I used an earlier version of TFS for two years but I have not used it for years. What advantages does it have over Tortoise SVN? For example, does the merging work seemlessly or does it involve a lot of manual work; and does the shelving actually work (we could not get it working)?

The Platform is Windows (does TFS run on anything else) and the intended use is version control through Visual Studio 2008 / 2010 with the scope for Continuous Integration on x86 or 64bit build servers (depending on the product).

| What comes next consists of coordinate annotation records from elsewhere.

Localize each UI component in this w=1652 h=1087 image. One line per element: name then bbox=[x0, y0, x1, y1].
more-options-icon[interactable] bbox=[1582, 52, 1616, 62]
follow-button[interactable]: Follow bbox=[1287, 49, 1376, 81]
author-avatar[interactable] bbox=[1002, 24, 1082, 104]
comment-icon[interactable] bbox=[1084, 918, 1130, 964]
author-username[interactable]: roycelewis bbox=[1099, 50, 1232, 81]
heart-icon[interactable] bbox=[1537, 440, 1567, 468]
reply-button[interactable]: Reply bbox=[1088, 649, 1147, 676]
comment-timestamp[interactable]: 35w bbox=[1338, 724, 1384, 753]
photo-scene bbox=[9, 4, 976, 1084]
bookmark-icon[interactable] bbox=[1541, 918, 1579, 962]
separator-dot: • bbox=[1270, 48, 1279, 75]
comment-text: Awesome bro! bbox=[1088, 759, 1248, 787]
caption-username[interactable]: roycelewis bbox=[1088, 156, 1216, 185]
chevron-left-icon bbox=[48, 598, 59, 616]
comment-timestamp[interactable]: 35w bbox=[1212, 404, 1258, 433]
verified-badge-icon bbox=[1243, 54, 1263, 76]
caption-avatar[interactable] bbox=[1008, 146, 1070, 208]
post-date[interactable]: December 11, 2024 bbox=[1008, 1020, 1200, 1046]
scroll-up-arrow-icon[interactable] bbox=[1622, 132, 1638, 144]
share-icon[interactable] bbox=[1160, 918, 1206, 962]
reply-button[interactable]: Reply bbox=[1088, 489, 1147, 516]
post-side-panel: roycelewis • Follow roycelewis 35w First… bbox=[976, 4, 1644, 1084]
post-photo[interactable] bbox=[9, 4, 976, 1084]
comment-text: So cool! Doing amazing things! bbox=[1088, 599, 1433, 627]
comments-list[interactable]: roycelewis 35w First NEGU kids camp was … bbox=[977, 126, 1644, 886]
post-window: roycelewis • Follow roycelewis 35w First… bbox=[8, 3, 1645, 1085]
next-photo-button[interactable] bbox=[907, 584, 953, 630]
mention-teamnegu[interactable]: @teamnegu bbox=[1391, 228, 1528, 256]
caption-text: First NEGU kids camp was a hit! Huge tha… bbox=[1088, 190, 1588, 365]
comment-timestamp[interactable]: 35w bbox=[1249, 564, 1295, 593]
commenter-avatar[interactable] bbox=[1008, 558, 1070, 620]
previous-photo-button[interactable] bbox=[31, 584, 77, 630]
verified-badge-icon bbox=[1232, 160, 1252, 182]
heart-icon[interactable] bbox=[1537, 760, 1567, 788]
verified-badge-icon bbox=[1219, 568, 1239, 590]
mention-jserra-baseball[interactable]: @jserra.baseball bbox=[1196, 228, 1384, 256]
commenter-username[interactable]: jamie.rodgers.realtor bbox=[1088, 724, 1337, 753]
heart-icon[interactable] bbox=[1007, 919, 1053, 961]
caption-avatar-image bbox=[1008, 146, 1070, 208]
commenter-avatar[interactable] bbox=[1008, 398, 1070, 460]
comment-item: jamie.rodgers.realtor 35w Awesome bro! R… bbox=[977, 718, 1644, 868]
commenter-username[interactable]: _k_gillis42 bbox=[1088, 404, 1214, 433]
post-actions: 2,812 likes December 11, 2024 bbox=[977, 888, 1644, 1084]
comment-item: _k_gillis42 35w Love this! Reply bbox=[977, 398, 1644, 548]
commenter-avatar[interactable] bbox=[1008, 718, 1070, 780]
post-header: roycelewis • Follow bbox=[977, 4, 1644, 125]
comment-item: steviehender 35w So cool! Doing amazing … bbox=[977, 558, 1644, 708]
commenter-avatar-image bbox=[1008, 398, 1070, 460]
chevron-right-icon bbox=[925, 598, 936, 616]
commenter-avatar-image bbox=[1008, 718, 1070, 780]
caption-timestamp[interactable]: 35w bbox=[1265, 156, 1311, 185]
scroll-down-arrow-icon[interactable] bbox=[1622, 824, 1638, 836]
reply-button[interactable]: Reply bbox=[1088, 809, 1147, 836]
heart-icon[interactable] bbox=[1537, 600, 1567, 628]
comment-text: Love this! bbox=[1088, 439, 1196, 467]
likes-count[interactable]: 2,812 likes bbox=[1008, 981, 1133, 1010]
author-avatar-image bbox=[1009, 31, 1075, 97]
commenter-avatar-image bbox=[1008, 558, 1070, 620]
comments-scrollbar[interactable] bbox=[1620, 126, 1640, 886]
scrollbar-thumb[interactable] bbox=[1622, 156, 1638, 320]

There would any ever be one develop stream per product. Projects would typically last less than two weeks (large pieces of work would be broken down into these discrete chunks of this size). The maximum team size to work simultaneously on a product would be less than six developers. Checkins on a branch would occur at any time (only explicit rule is that it builds). Merges back into the trunk (head) occur after project completion.

Running a TFS trial is likely to be costly to a business. Therefore, I have asked the question on here. I want to hear answers from those who already know (as well as those who anticipate pitfalls). There is no point reinventing the wheel. It makes no sense to incur unnecessarly research costs.

To reiterate: my major concern is merging. I know SVN Tortoise works (it has a few quirks around ASP.Net .csproj files but I can live with that) but TFS is supposed to have a great deal of features. I want the best deal for the devs.

Best Answer

Both will do what you need. At my last job we started with SVN and moved to TFS later. Our team consisted of 8 developers and 3 QAs.

TFS was nice b/c it had built in VS support, built in ticket tracking, and you could lock files. We also used the SharePoint to keep track of all the documents and meeting notes for each project. It was a very nice and integrated....but it was also bloody expensive.

SVN was fine for our purposes though. That with a wiki and Jira and we were good. The only reason why we changed was b/c management decided we needed to be a Microsoft Shop.

I would say it's a nice tool if you can justify the cost and overhead. If not, you can't go wrong with SVN.